By April, I had been at the Mental Health Center for close to a year and I was miserable. In figuring the census, filling shifts, and calculating the payroll, I felt like nothing more than a well-educated clerk. Any type of meaningful management I’d hoped for had fallen by the wayside. But relief finally came when I received a call from a unit chief named Kelly Gordon. Since I only knew her casually, I was surprised when she asked if I’d be interested in joining her as assistant chief at the Otis Bantum Correctional Center, another of the men’s jails. “It’s pretty nice over here, as far as jails go,” she said. “I’m trying to build a new team and I need an assistant chief. I think you and I could work well together.”

I thanked her but didn’t take the offer seriously. We had just learned that our new chief was pregnant, and I would be relied on to take over during her maternity leave. “There’s no way they’re going to let me go,” I told her.

“I think this could really be great,” she persisted. “It’s a smaller building—1,600 inmates—and we actually have an adequate number of staff. I think it could be really good.”

What she described was appealing, but the conversation was pointless, and when we hung up I gave it no further thought.

On a sunny day about a week later, I decided to weather all the time-consuming security checkpoints and go off the island for lunch. I drove down to the river and found a quiet spot near the Triboro Bridge. It felt nice to take in the open sky and wide expanse of the East River. With the lazy jangle of an ice cream truck in the distance, I watched as tugboats pulling tankers from around the world steamed into New York Harbor. I was just finishing up when my beeper went off. It was Central Office. I called in and was instructed to report to Suzanne Harris’s office.

Hugh Kemper, third in command, greeted me. A diminutive man with a crinkly smile, Hugh was generally well liked. He ushered me into Harris’s office, where the deputy director was lighting up a cigarette. A team picture of the Yankees smiled down from above.

Hugh cleared his throat and started, “Mary, as you know, we’ve been moving people around, trying to get the right fit for each jail—”

“Because,” Suzanne interrupted, “each jail has its very own personality!”

“Yes,” continued Hugh, “and we’re trying to put the right managers into the right buildings. And we’ve decided that you would do well at OBCC. In fact, Kelly Gordon has specifically requested you as her assistant chief.”

“Which is really quite flattering, Mary,” Suzanne threw in.

I was stunned. They knew there was an upcoming maternity leave. I was familiar with the Mental Health Center’s operations, I knew the staff, and I’d developed a decent rapport with DOC. None of this had happened overnight. I couldn’t imagine how they were going to just throw someone else in here to learn all of this so quickly.

“Kelly needs you as soon as possible,” Suzanne continued, “so as of Monday, you’ll report to OBCC.”

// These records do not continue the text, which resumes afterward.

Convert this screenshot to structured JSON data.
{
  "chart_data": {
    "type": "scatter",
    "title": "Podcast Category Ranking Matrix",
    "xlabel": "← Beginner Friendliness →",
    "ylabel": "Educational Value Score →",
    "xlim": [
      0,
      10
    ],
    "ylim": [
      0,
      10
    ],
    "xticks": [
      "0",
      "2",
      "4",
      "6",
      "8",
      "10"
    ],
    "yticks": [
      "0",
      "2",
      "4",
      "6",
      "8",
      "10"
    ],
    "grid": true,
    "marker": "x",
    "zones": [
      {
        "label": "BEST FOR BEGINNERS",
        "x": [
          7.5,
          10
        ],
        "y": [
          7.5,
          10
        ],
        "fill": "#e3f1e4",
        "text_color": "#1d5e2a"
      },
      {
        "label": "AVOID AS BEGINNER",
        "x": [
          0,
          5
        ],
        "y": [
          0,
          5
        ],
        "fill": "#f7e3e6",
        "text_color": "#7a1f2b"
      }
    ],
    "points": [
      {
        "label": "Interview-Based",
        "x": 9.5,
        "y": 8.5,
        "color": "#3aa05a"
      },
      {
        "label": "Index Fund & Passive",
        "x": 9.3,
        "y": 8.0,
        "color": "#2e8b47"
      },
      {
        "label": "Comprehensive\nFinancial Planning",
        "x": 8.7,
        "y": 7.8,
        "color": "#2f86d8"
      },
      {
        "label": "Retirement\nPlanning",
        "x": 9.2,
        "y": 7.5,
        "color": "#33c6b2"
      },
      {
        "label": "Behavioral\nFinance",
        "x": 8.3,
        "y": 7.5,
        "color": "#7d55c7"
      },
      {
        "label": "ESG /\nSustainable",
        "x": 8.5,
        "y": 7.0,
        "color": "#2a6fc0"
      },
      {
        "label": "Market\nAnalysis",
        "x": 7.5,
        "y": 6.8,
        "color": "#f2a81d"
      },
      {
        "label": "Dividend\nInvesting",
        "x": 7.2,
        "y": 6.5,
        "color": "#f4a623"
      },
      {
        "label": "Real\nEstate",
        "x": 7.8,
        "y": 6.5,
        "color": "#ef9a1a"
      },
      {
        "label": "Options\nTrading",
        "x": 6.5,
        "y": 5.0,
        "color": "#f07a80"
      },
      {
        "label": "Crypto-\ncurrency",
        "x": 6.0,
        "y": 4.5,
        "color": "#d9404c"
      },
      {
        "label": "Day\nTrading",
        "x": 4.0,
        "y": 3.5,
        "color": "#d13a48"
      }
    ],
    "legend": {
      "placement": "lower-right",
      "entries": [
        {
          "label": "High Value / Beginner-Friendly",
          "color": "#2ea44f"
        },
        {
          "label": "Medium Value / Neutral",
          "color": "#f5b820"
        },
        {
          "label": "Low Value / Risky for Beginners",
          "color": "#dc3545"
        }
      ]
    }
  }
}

For a moment I struggled to figure it out, trying to understand their logic. And then it dawned on me that I didn’t need to understand. All that mattered was that I was leaving a job I disliked, and this time their zany reasoning was working in my favor. Just like that, the Mental Health Center fiasco was over. Maybe things would be different at OBCC. It was a smaller jail and didn’t have the high profile of the Mental Health Center. A smaller staff meant less time devoted to administrative tasks and more time for meaningful management. This was the break I’d been hoping for, and once again I found myself getting excited about my work. But as enthusiastic as I was, something was gnawing at me: within the confines of the Otis Bantum Correctional Center was the Central Punitive Segregation Unit—the Bing.